In Vitro Characterization of ¹⁷⁷Lu-DOTA-M5A Anti-Carcinoembryonic Antigen Humanized Antibody and HSP90 Inhibition for Potentiated Radioimmunotherapy of Colorectal Cancer

Front Oncol. 2022 Mar 31:12:849338. doi: 10.3389/fonc.2022.849338. eCollection 2022.

Authors

Tabassom Mohajershojai¹, Preeti Jha^{1

2}, Anna Boström³, Fredrik Y Frejd¹, Paul J Yazaki⁴, Marika Nestor¹

Affiliations

¹ Department of Immunology, Genetics and Pathology, Uppsala University, Uppsala, Sweden.
² Department of Medicinal Chemistry, Uppsala University, Uppsala, Sweden.
³ Ridgeview Instruments AB, Uppsala, Sweden.
⁴ Department of Immunology and Theranostics, Beckman Research Institute, City of Hope, Duarte, CA, United States.

Abstract

Carcinoembryonic antigen (CEA) is an antigen that is highly expressed in colorectal cancers and widely used as a tumor marker. ¹³¹I and ⁹⁰Y-radiolabeled anti-CEA monoclonal antibodies (mAbs) have previously been assessed for radioimmunotherapy in early clinical trials with promising results. Moreover, the heat shock protein 90 inhibitor onalespib has previously demonstrated radiotherapy potentiation effects in vivo. In the present study, a ¹⁷⁷Lu-radiolabeled anti-CEA hT84.66-M5A mAb (M5A) conjugate was developed and the potential therapeutic effects of ¹⁷⁷Lu-DOTA-M5A and/or onalespib were investigated. The ¹⁷⁷Lu radiolabeling of M5A was first optimized and characterized. Binding specificity and affinity of the conjugate were then evaluated in a panel of gastrointestinal cancer cell lines. The effects on spheroid growth and cell viability, as well as molecular effects from treatments, were then assessed in several three-dimensional (3D) multicellular colorectal cancer spheroid models. Stable and reproducible radiolabeling was obtained, with labeling yields above 92%, and stability was retained at least 48 h post-radiolabeling. Antigen-specific binding of the radiolabeled conjugate was demonstrated on all CEA-positive cell lines. Dose-dependent therapeutic effects of both ¹⁷⁷Lu-DOTA-M5A and onalespib were demonstrated in the spheroid models. Moreover, effects were potentiated in several dose combinations, where spheroid sizes and viabilities were significantly decreased compared to the corresponding monotherapies. For example, the combination treatment with 350 nM onalespib and 20 kBq ¹⁷⁷Lu-DOTA-M5A resulted in 2.5 and 2.3 times smaller spheroids at the experimental endpoint than the corresponding monotreatments in the SNU1544 spheroid model. Synergistic effects were demonstrated in several of the more effective combinations.
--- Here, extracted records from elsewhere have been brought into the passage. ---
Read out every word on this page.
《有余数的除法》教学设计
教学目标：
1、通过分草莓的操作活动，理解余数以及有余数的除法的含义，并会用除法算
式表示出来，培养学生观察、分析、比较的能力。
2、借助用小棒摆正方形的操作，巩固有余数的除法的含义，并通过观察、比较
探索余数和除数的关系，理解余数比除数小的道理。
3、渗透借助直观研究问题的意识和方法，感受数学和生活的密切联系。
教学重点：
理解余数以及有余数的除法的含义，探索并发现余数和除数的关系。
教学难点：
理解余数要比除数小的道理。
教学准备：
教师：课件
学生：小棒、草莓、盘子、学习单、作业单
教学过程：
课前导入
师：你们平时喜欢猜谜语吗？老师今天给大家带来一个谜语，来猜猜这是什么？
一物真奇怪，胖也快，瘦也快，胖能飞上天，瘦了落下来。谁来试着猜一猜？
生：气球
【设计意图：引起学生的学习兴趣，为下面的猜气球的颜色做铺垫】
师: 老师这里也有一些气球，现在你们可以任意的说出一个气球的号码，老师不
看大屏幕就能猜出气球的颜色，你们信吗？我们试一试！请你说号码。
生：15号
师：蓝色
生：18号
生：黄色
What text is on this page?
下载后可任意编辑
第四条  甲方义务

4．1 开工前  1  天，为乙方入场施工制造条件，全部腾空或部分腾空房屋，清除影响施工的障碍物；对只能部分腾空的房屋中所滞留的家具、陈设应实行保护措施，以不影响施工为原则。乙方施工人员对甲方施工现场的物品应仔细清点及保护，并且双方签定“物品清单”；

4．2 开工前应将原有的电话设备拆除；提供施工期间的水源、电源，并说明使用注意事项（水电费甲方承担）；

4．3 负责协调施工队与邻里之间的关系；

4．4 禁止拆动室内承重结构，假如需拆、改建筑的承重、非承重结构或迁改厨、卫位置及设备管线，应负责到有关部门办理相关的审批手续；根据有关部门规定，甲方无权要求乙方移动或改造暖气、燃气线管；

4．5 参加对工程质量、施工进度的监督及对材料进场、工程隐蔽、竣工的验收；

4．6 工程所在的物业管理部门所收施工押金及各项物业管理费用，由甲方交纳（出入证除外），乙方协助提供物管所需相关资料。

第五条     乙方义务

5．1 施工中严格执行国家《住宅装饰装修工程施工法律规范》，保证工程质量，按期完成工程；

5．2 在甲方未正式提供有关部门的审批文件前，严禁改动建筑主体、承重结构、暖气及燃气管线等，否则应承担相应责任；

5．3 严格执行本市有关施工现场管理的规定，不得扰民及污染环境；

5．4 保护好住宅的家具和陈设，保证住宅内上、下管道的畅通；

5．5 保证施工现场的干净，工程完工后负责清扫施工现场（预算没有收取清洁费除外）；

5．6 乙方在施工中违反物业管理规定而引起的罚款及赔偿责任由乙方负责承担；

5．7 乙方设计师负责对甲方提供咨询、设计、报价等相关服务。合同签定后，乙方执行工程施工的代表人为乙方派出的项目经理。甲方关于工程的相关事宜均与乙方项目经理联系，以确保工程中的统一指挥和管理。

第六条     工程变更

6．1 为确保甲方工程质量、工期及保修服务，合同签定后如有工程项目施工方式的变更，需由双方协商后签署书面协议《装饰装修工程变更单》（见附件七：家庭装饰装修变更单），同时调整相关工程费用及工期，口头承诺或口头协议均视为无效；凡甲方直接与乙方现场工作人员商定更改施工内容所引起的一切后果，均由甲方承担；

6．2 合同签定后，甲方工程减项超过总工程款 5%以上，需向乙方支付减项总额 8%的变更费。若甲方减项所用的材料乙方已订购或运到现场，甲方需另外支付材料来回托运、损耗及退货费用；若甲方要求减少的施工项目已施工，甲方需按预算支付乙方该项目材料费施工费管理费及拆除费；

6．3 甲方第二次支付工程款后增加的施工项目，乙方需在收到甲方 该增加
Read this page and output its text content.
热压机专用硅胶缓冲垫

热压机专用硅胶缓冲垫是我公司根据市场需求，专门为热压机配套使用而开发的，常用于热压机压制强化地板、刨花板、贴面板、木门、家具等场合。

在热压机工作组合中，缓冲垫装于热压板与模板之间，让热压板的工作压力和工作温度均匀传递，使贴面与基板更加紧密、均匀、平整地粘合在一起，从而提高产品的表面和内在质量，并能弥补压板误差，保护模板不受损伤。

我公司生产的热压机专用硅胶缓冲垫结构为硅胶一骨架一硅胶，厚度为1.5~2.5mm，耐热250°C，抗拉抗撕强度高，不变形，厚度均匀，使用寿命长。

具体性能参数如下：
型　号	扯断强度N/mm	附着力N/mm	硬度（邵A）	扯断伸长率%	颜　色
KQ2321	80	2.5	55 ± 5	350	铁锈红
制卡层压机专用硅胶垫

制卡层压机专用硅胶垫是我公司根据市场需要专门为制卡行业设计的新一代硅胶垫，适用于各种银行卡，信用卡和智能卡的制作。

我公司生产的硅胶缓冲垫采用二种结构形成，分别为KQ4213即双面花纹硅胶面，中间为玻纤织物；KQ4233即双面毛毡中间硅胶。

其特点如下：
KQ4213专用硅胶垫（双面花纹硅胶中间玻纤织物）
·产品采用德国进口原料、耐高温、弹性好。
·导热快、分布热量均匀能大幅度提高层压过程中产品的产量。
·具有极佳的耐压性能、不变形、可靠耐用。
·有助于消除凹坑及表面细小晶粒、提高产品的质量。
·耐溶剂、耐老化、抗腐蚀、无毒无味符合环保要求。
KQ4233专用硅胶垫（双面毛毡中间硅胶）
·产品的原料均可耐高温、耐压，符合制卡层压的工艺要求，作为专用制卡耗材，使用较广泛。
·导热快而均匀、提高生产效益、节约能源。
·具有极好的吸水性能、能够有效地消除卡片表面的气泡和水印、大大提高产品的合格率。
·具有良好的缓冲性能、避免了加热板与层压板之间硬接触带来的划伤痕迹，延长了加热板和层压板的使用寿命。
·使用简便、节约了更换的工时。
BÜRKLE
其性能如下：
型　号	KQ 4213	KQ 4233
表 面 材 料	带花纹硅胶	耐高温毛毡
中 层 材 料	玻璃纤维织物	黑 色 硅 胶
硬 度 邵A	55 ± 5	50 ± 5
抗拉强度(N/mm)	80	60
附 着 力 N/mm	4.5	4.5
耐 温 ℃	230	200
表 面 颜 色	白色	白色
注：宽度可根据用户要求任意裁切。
Molecular assessments validated the therapy results and displayed increased apoptosis in several combination treatments. In conclusion, the combination therapy of anti-CEA ¹⁷⁷Lu-DOTA-M5A and onalespib showed enhanced therapeutic effects over the individual monotherapies for the potential treatment of colorectal cancer. Further in vitro and in vivo studies are warranted to confirm the current study findings.

Keywords: 177Lu-DOTA-M5A mAb; HSP90 (heat shock protein 90); carcinoembryonic antigen (CEA); colorectal cancer; combination (combined) therapy; molecular radiotherapy; multicellular 3D spheroids; onalespib (AT13387).